The given differential equation can be written as,
$xy' - \dfrac{1}{{x + 1}}y = x \\\ \Rightarrow y' + \left( { - \dfrac{1}{{x\left( {x + 1} \right)}}} \right)y = 1 \;$
This differential equation is now in the form of $y' + P\left( x \right)y = Q\left( x \right)$ where $P\left( x \right) = \left( { - \dfrac{1}{{x\left( {x + 1} \right)}}} \right)$ and $Q\left( x \right) = 1$ .
To solve such differential equations we use an integrating factor given as $I.F. = {e^{\int {P\left( x \right)dx} }}$ .

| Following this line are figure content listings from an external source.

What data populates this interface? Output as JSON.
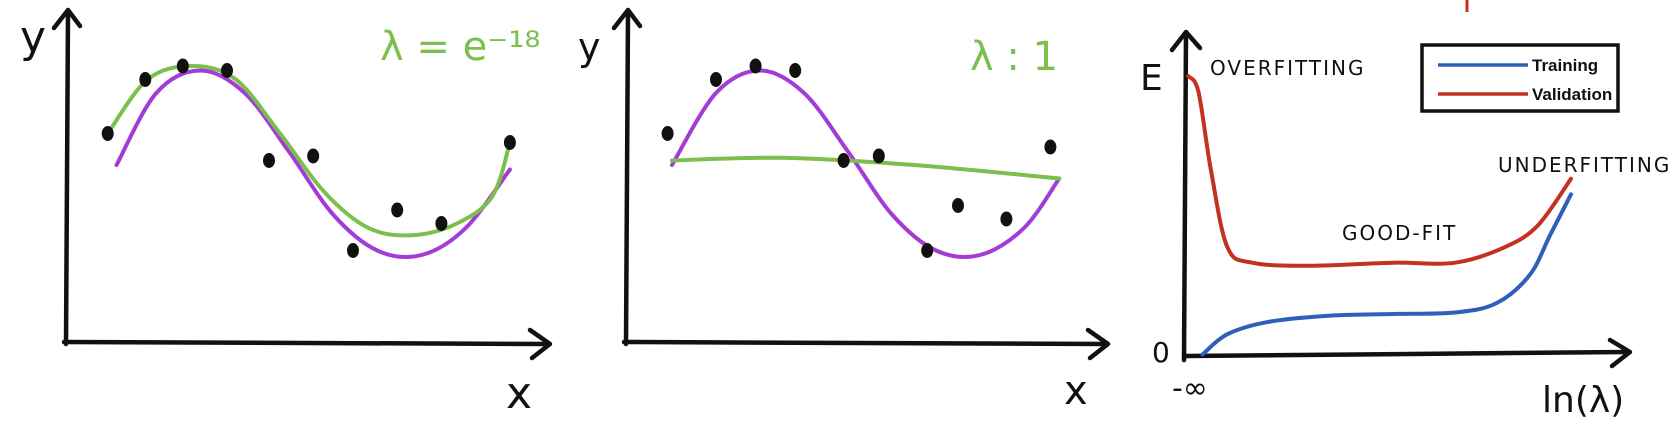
{
  "colors": {
    "ink": "#111111",
    "purple": "#a33bd6",
    "green": "#7bbf4e",
    "blue": "#2f5fb8",
    "red": "#c2321f"
  },
  "chart_data": [
    {
      "type": "scatter",
      "xlabel": "x",
      "ylabel": "y",
      "annotation": "λ = e⁻¹⁸",
      "xlim": [
        0,
        10
      ],
      "ylim": [
        -1.5,
        1.5
      ],
      "points": [
        {
          "x": 0.4,
          "y": 0.35
        },
        {
          "x": 1.25,
          "y": 0.95
        },
        {
          "x": 2.1,
          "y": 1.1
        },
        {
          "x": 3.1,
          "y": 1.05
        },
        {
          "x": 4.05,
          "y": 0.05
        },
        {
          "x": 5.05,
          "y": 0.1
        },
        {
          "x": 5.95,
          "y": -0.95
        },
        {
          "x": 6.95,
          "y": -0.5
        },
        {
          "x": 7.95,
          "y": -0.65
        },
        {
          "x": 9.5,
          "y": 0.25
        }
      ],
      "series": [
        {
          "color": "#a33bd6",
          "x": [
            0.6,
            1.5,
            2.5,
            3.5,
            4.5,
            5.5,
            6.5,
            7.5,
            8.5,
            9.5
          ],
          "y": [
            0.0,
            0.8,
            1.05,
            0.8,
            0.15,
            -0.55,
            -0.95,
            -1.0,
            -0.7,
            -0.05
          ]
        },
        {
          "color": "#7bbf4e",
          "x": [
            0.4,
            1.3,
            2.3,
            3.3,
            4.3,
            5.3,
            6.3,
            7.3,
            8.3,
            9.1,
            9.5
          ],
          "y": [
            0.35,
            0.95,
            1.1,
            0.95,
            0.35,
            -0.3,
            -0.7,
            -0.78,
            -0.65,
            -0.35,
            0.25
          ]
        }
      ]
    },
    {
      "type": "scatter",
      "xlabel": "x",
      "ylabel": "y",
      "annotation": "λ : 1",
      "xlim": [
        0,
        10
      ],
      "ylim": [
        -1.5,
        1.5
      ],
      "points": [
        {
          "x": 0.4,
          "y": 0.35
        },
        {
          "x": 1.5,
          "y": 0.95
        },
        {
          "x": 2.4,
          "y": 1.1
        },
        {
          "x": 3.3,
          "y": 1.05
        },
        {
          "x": 4.4,
          "y": 0.05
        },
        {
          "x": 5.2,
          "y": 0.1
        },
        {
          "x": 6.3,
          "y": -0.95
        },
        {
          "x": 7.0,
          "y": -0.45
        },
        {
          "x": 8.1,
          "y": -0.6
        },
        {
          "x": 9.1,
          "y": 0.2
        }
      ],
      "series": [
        {
          "color": "#a33bd6",
          "x": [
            0.5,
            1.5,
            2.5,
            3.5,
            4.5,
            5.5,
            6.5,
            7.5,
            8.5,
            9.3
          ],
          "y": [
            0.0,
            0.8,
            1.05,
            0.8,
            0.15,
            -0.55,
            -0.95,
            -1.0,
            -0.7,
            -0.15
          ]
        },
        {
          "color": "#7bbf4e",
          "x": [
            0.5,
            3.0,
            6.0,
            9.3
          ],
          "y": [
            0.05,
            0.08,
            0.0,
            -0.15
          ]
        }
      ]
    },
    {
      "type": "line",
      "xlabel": "ln(λ)",
      "ylabel": "E",
      "x_tick_label": "-∞",
      "y_tick_label": "0",
      "xlim": [
        0,
        10
      ],
      "ylim": [
        0,
        10
      ],
      "annotations": [
        "OVERFITTING",
        "GOOD-FIT",
        "UNDERFITTING"
      ],
      "legend": {
        "position": "top-right",
        "entries": [
          "Training",
          "Validation"
        ]
      },
      "series": [
        {
          "name": "Training",
          "color": "#2f5fb8",
          "x": [
            0.4,
            1.0,
            2.0,
            3.5,
            5.0,
            6.5,
            7.5,
            8.3,
            8.8,
            9.3
          ],
          "y": [
            0.05,
            0.7,
            1.1,
            1.3,
            1.35,
            1.4,
            1.7,
            2.6,
            3.9,
            5.2
          ]
        },
        {
          "name": "Validation",
          "color": "#c2321f",
          "x": [
            0.05,
            0.3,
            0.6,
            1.0,
            1.6,
            3.0,
            5.0,
            6.5,
            7.7,
            8.5,
            9.3
          ],
          "y": [
            9.0,
            8.5,
            6.0,
            3.5,
            3.0,
            2.9,
            3.0,
            3.0,
            3.5,
            4.2,
            5.7
          ]
        }
      ]
    }
  ]
}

We can find the $I.F.$ as,
${e^{\int {P\left( x \right)dx} }} = {e^{\int {\left( { - \dfrac{1}{{x\left( {x + 1} \right)}}} \right)dx} }}$
By partial fractions we can write,
$\left( { - \dfrac{1}{{x\left( {x + 1} \right)}}} \right) = \dfrac{a}{x} + \dfrac{b}{{x + 1}} \\\ \Rightarrow - 1 = a\left( {x + 1} \right) + bx \;$
If $x = 1$ , then $2a + b = - 1$
If $x = 2$ , then $3a + 2b = - 1$
On solving we get $a = - 1$ and $b = 1$ .
Thus,
${e^{\int {\left( { - \dfrac{1}{{x\left( {x + 1} \right)}}} \right)dx} }} = {e^{\int {\left( { - \dfrac{1}{x} + \dfrac{1}{{\left( {x + 1} \right)}}} \right)dx} }} = {e^{ - \ln x + \ln \left( {x + 1} \right)}} = {e^{\ln \left( {1 + \dfrac{1}{x}} \right)}} = \left( {1 + \dfrac{1}{x}} \right)$
Thus, $I.F. = \left( {1 + \dfrac{1}{x}} \right)$
We multiply the integrating factor on both sides of the equation and integrate.

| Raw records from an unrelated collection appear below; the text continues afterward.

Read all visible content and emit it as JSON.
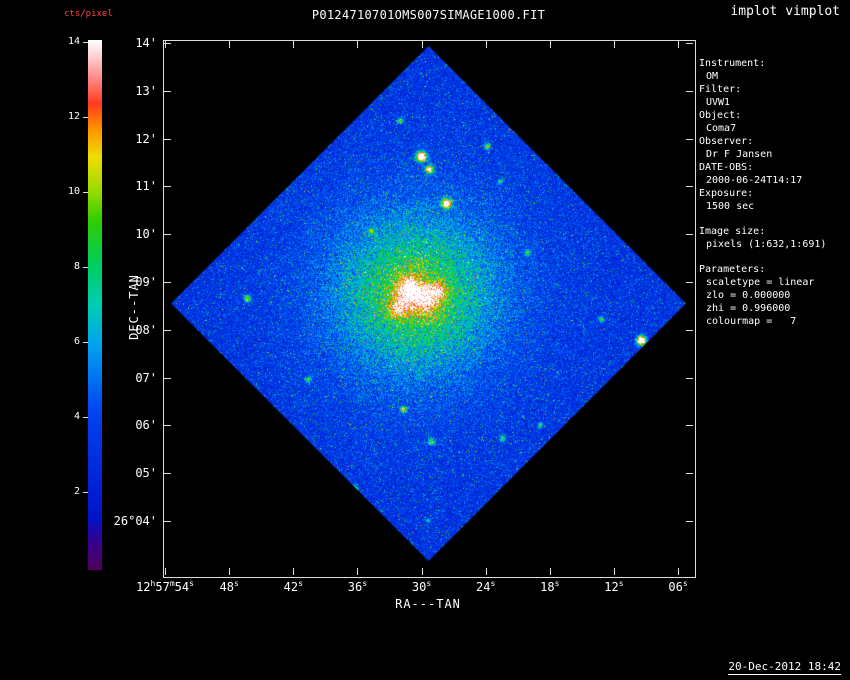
{
  "app": {
    "title": "implot vimplot",
    "timestamp": "20-Dec-2012 18:42"
  },
  "plot": {
    "title": "P0124710701OMS007SIMAGE1000.FIT",
    "x_axis": {
      "label": "RA---TAN",
      "ticks": [
        "12^h^57^m^54^s",
        "48^s",
        "42^s",
        "36^s",
        "30^s",
        "24^s",
        "18^s",
        "12^s",
        "06^s"
      ]
    },
    "y_axis": {
      "label": "DEC--TAN",
      "ticks": [
        "14'",
        "13'",
        "12'",
        "11'",
        "10'",
        "09'",
        "08'",
        "07'",
        "06'",
        "05'",
        "26°04'"
      ]
    }
  },
  "colorbar": {
    "label": "cts/pixel",
    "ticks": [
      "14",
      "12",
      "10",
      "8",
      "6",
      "4",
      "2"
    ],
    "gradient_stops": [
      {
        "t": 0.0,
        "color": "#50005a"
      },
      {
        "t": 0.05,
        "color": "#38008c"
      },
      {
        "t": 0.1,
        "color": "#0014c8"
      },
      {
        "t": 0.3,
        "color": "#0044f0"
      },
      {
        "t": 0.42,
        "color": "#00a0f0"
      },
      {
        "t": 0.5,
        "color": "#00cdb4"
      },
      {
        "t": 0.58,
        "color": "#00cd5a"
      },
      {
        "t": 0.66,
        "color": "#32cd00"
      },
      {
        "t": 0.72,
        "color": "#a0dc00"
      },
      {
        "t": 0.78,
        "color": "#f0dc00"
      },
      {
        "t": 0.83,
        "color": "#ff9600"
      },
      {
        "t": 0.88,
        "color": "#ff3c1e"
      },
      {
        "t": 0.93,
        "color": "#ff8c8c"
      },
      {
        "t": 0.97,
        "color": "#ffd2d2"
      },
      {
        "t": 1.0,
        "color": "#ffffff"
      }
    ]
  },
  "info_panel": {
    "items": [
      {
        "label": "Instrument:",
        "value": "OM"
      },
      {
        "label": "Filter:",
        "value": "UVW1"
      },
      {
        "label": "Object:",
        "value": "Coma7"
      },
      {
        "label": "Observer:",
        "value": "Dr F Jansen"
      },
      {
        "label": "DATE-OBS:",
        "value": "2000-06-24T14:17"
      },
      {
        "label": "Exposure:",
        "value": "1500 sec"
      }
    ],
    "image_size": {
      "label": "Image size:",
      "value": "pixels (1:632,1:691)"
    },
    "parameters": {
      "label": "Parameters:",
      "lines": [
        "scaletype = linear",
        "zlo = 0.000000",
        "zhi = 0.996000",
        "colourmap =   7"
      ]
    }
  },
  "colors": {
    "background": "#000000",
    "foreground": "#ffffff",
    "units_label": "#ff4040",
    "frame": "#dcdcdc"
  }
}
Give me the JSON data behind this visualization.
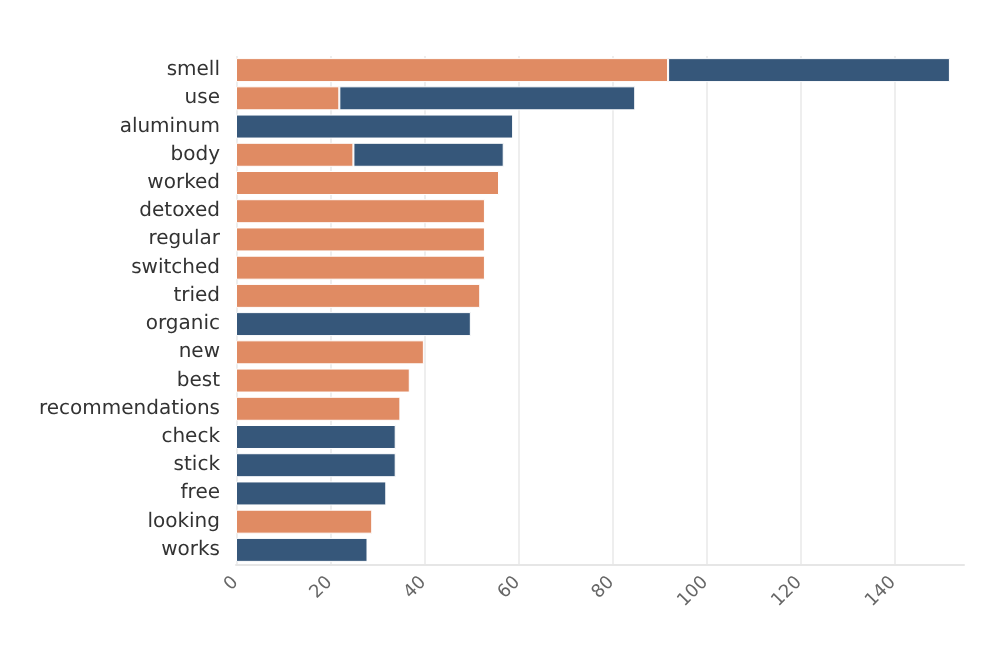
{
  "chart_data": {
    "type": "bar",
    "orientation": "horizontal",
    "stacked": true,
    "categories": [
      "smell",
      "use",
      "aluminum",
      "body",
      "worked",
      "detoxed",
      "regular",
      "switched",
      "tried",
      "organic",
      "new",
      "best",
      "recommendations",
      "check",
      "stick",
      "free",
      "looking",
      "works"
    ],
    "series": [
      {
        "color": "#e08b63",
        "values": [
          92,
          22,
          null,
          25,
          56,
          53,
          53,
          53,
          52,
          null,
          40,
          37,
          35,
          null,
          null,
          null,
          29,
          null
        ]
      },
      {
        "color": "#36577a",
        "values": [
          60,
          63,
          59,
          32,
          null,
          null,
          null,
          null,
          null,
          50,
          null,
          null,
          null,
          34,
          34,
          32,
          null,
          28
        ]
      }
    ],
    "xlim": [
      0,
      155
    ],
    "xticks": [
      0,
      20,
      40,
      60,
      80,
      100,
      120,
      140
    ],
    "grid": "x"
  }
}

$\Rightarrow \left( {1 + \dfrac{1}{x}} \right)y' + \left( {1 + \dfrac{1}{x}} \right)\left( { - \dfrac{1}{{x\left( {x + 1} \right)}}} \right)y = \left( {1 + \dfrac{1}{x}} \right)$
This can be written as,
\Rightarrow \dfrac{{d\left\\{ {\left( {1 + \dfrac{1}{x}} \right)y} \right\\}}}{{dx}} = \left( {1 + \dfrac{1}{x}} \right)
Now we integrate both sides.
\Rightarrow \int {\dfrac{{d\left\\{ {\left( {1 + \dfrac{1}{x}} \right)y} \right\\}}}{{dx}}dx} = \int {\left( {1 + \dfrac{1}{x}} \right)dx} \\\ \Rightarrow \left( {1 + \dfrac{1}{x}} \right)y = x + \ln x + C \;
We can find the value of $C$ using the condition $y\left( 1 \right) = 0$.

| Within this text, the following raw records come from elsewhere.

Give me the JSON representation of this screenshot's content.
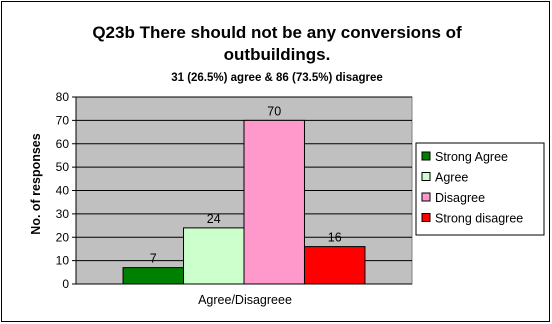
{
  "chart_data": {
    "type": "bar",
    "title": "Q23b There should not be any conversions of outbuildings.",
    "title_lines": [
      "Q23b There should not be any conversions of",
      "outbuildings."
    ],
    "subtitle": "31 (26.5%) agree & 86 (73.5%) disagree",
    "xlabel": "Agree/Disagreee",
    "ylabel": "No. of responses",
    "ylim": [
      0,
      80
    ],
    "yticks": [
      0,
      10,
      20,
      30,
      40,
      50,
      60,
      70,
      80
    ],
    "grid": true,
    "legend_position": "right",
    "series": [
      {
        "name": "Strong Agree",
        "value": 7,
        "color": "#008000"
      },
      {
        "name": "Agree",
        "value": 24,
        "color": "#CCFFCC"
      },
      {
        "name": "Disagree",
        "value": 70,
        "color": "#FF99CC"
      },
      {
        "name": "Strong disagree",
        "value": 16,
        "color": "#FF0000"
      }
    ],
    "plot_background": "#C0C0C0"
  }
}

$\Rightarrow \left( {1 + 1} \right) \times 0 = 1 + \ln 1 + C \\\ \Rightarrow C + 1 = 0 \\\ \Rightarrow C = - 1 \;$
Thus we get,
$\left( {1 + \dfrac{1}{x}} \right)y = x + \ln x - 1$
Or we can write the function as,
$y = \dfrac{{x\left( {x + \ln x - 1} \right)}}{{\left( {x + 1} \right)}}$
So, the correct answer is “ $y = \dfrac{{x\left( {x + \ln x - 1} \right)}}{{\left( {x + 1} \right)}}$ ”.

Note : We solved the differential equation using the integrating factor. The integrating factor of the form $I.F. = {e^{\int {P\left( x \right)dx} }}$ is used for the differential equation of the form $y' + P\left( x \right)y = Q\left( x \right)$ and may not work properly for other forms of differential equation. We have to be careful while following each step in the solution.